Taiwan Headlines, Jan. 12

The Central Epidemic Command Center (CECC) has announced two new domestically transmitted coronavirus cases.
One, a doctor, is suspected to have caught the virus from a patient.
The other is the doctor’s live-in girlfriend, who is suspected of catching it from him.
Health authorities identified 464 people with whom the doctor may have come in contact with at the unnamed hospital, but they all tested negative–ruling out a cluster.

Reuters is reporting that Taiwan’s central bank has sent inspectors to domestic banks to investigate whether exporters are speculating in foreign currency as the Taiwan dollar soars against the U.S. dollar.
Last month, the U.S. Treasury added Taiwan to a “monitoring list” of countries whose currency practices had caused concern.

The New Power Party (NPP) is calling on the government to hold a public hearing on the issuance of electronic identification cards (eIDs) and stipulate a specific law to regulate them before requiring people to replace their paper identification cards.
Many groups have called into question the security, safety and legal structure surrounding the eIDs.
The government insists they are safe, but the Hsinchu City government pulled out of a pilot test program slated to start this month citing concerns of residents being used as “lab rats” for the program.

It is being reported that a small number of upgraded Hsiung Feng-2E surface-to-surface cruise missiles, has been delivered to the Air Force.
The new missile system reportedly has an operational range of 1,200 kilometers, an upgrade from the existing 600 km, and can effectively target Chinese military installations beyond its coastline.

Following US Secretary of State Mike Pompeo’s announcement on lifting all restrictions on interactions between US and Taiwanese officials, the United States ambassador to the Netherlands and his Taiwanese counterpart met at the U.S. embassy.

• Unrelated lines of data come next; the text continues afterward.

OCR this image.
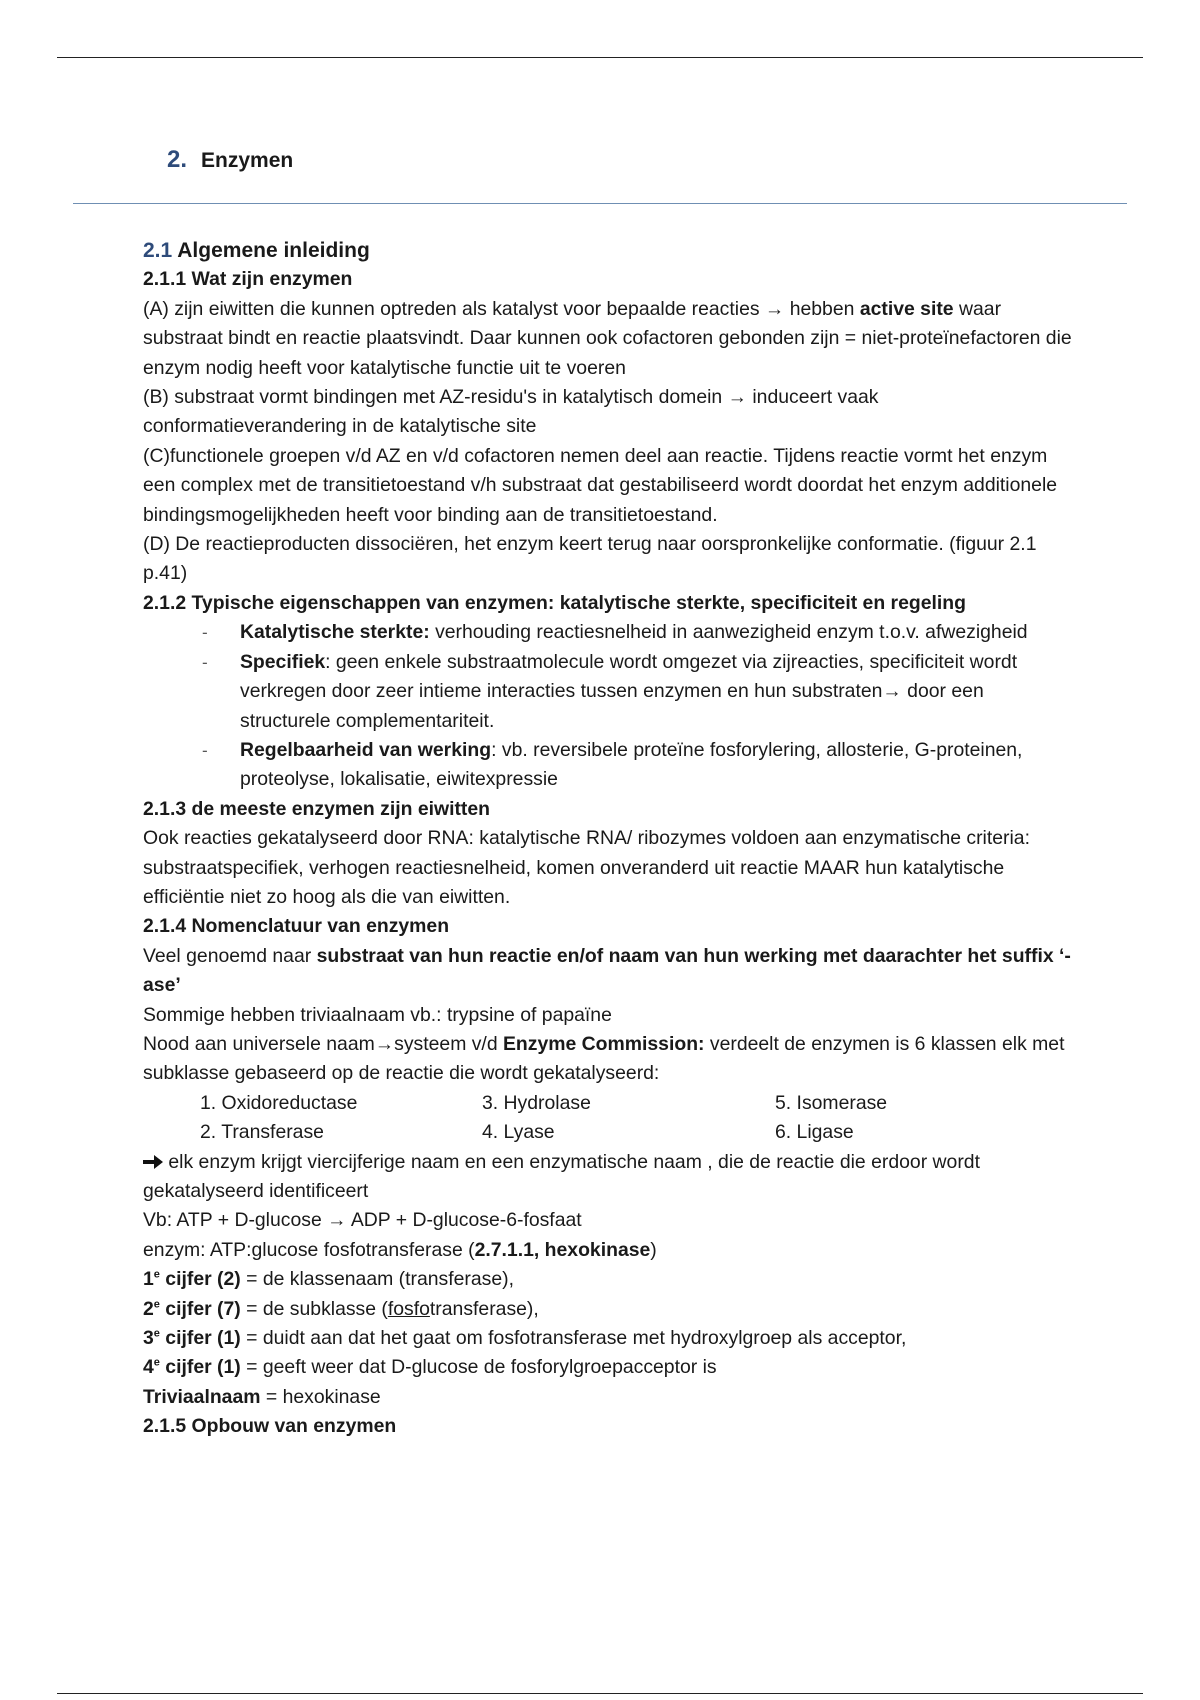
2. Enzymen

2.1 Algemene inleiding

2.1.1 Wat zijn enzymen

(A) zijn eiwitten die kunnen optreden als katalyst voor bepaalde reacties → hebben active site waar substraat bindt en reactie plaatsvindt. Daar kunnen ook cofactoren gebonden zijn = niet-proteïnefactoren die enzym nodig heeft voor katalytische functie uit te voeren

(B) substraat vormt bindingen met AZ-residu's in katalytisch domein → induceert vaak conformatieverandering in de katalytische site

(C)functionele groepen v/d AZ en v/d cofactoren nemen deel aan reactie. Tijdens reactie vormt het enzym een complex met de transitietoestand v/h substraat dat gestabiliseerd wordt doordat het enzym additionele bindingsmogelijkheden heeft voor binding aan de transitietoestand.

(D) De reactieproducten dissociëren, het enzym keert terug naar oorspronkelijke conformatie. (figuur 2.1 p.41)

2.1.2 Typische eigenschappen van enzymen: katalytische sterkte, specificiteit en regeling

- Katalytische sterkte: verhouding reactiesnelheid in aanwezigheid enzym t.o.v. afwezigheid
- Specifiek: geen enkele substraatmolecule wordt omgezet via zijreacties, specificiteit wordt verkregen door zeer intieme interacties tussen enzymen en hun substraten→ door een structurele complementariteit.
- Regelbaarheid van werking: vb. reversibele proteïne fosforylering, allosterie, G-proteinen, proteolyse, lokalisatie, eiwitexpressie

2.1.3 de meeste enzymen zijn eiwitten

Ook reacties gekatalyseerd door RNA: katalytische RNA/ ribozymes voldoen aan enzymatische criteria: substraatspecifiek, verhogen reactiesnelheid, komen onveranderd uit reactie MAAR hun katalytische efficiëntie niet zo hoog als die van eiwitten.

2.1.4 Nomenclatuur van enzymen

Veel genoemd naar substraat van hun reactie en/of naam van hun werking met daarachter het suffix ‘-ase’

Sommige hebben triviaalnaam vb.: trypsine of papaïne

Nood aan universele naam→systeem v/d Enzyme Commission: verdeelt de enzymen is 6 klassen elk met subklasse gebaseerd op de reactie die wordt gekatalyseerd:

1. Oxidoreductase	3. Hydrolase	5. Isomerase
2. Transferase	4. Lyase	6. Ligase

elk enzym krijgt viercijferige naam en een enzymatische naam , die de reactie die erdoor wordt gekatalyseerd identificeert

Vb: ATP + D-glucose → ADP + D-glucose-6-fosfaat

enzym: ATP:glucose fosfotransferase (2.7.1.1, hexokinase)

1e cijfer (2) = de klassenaam (transferase),

2e cijfer (7) = de subklasse (fosfotransferase),

3e cijfer (1) = duidt aan dat het gaat om fosfotransferase met hydroxylgroep als acceptor,

4e cijfer (1) = geeft weer dat D-glucose de fosforylgroepacceptor is

Triviaalnaam = hexokinase

2.1.5 Opbouw van enzymen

The United States’ ambassador to the United Nations will call on President Tsai Ing-wen (蔡英文) on Thursday during her three-day visit in Taiwan beginning Wednesday.
Craft will be the first incumbent U.S. ambassador to the U.N. to visit Taiwan since 1968.
With the coming change of US administration on January 20, the visit is a largely symbolic show of support.
KMT caucus whip Alex Fei (費鴻泰), on a TV talk show, said “What can [Craft] bring to Taiwan? Will she support Taiwan in joining the UN?”
He went on to say the government and the Ministry of Foreign Affairs arranged the visit at this time, because they are afraid of the incoming administration of US president-elect Joe Biden.
He went on to say “A visitor who comes calling is a guest, but this visitor is not a good guest, she is a bad guest, and should not visit”.
Former President Ma Ying-jeou said “In sending the US ambassador to the UN to Taiwan, the US government is only trying to rile China. Currently, it is impossible for Taiwan to join the UN. Craft coming here is only a superficial gesture.”
Many DPP lawmakers counterattacked, with DPP Legislator Wang Ting-yu (王定宇) saying “The KMT just wants to placate China, and does not like us doing things that will make positive change. If we do not, Taiwan would sink deeper into the ‘one China’ trap, which is much more dangerous.”

The Japan-Taiwan Exchange Association (JTEA) has announced that LED messages of friendship between Taiwan and Japan will be displayed on the Taipei 101 skyscraper on Jan. 23 and 24.
The messages are part of a series of activities to mark the 10th anniversary of the Fukushima disaster in March.
Taiwanese donated huge sums of money and contributed to the recovery efforts.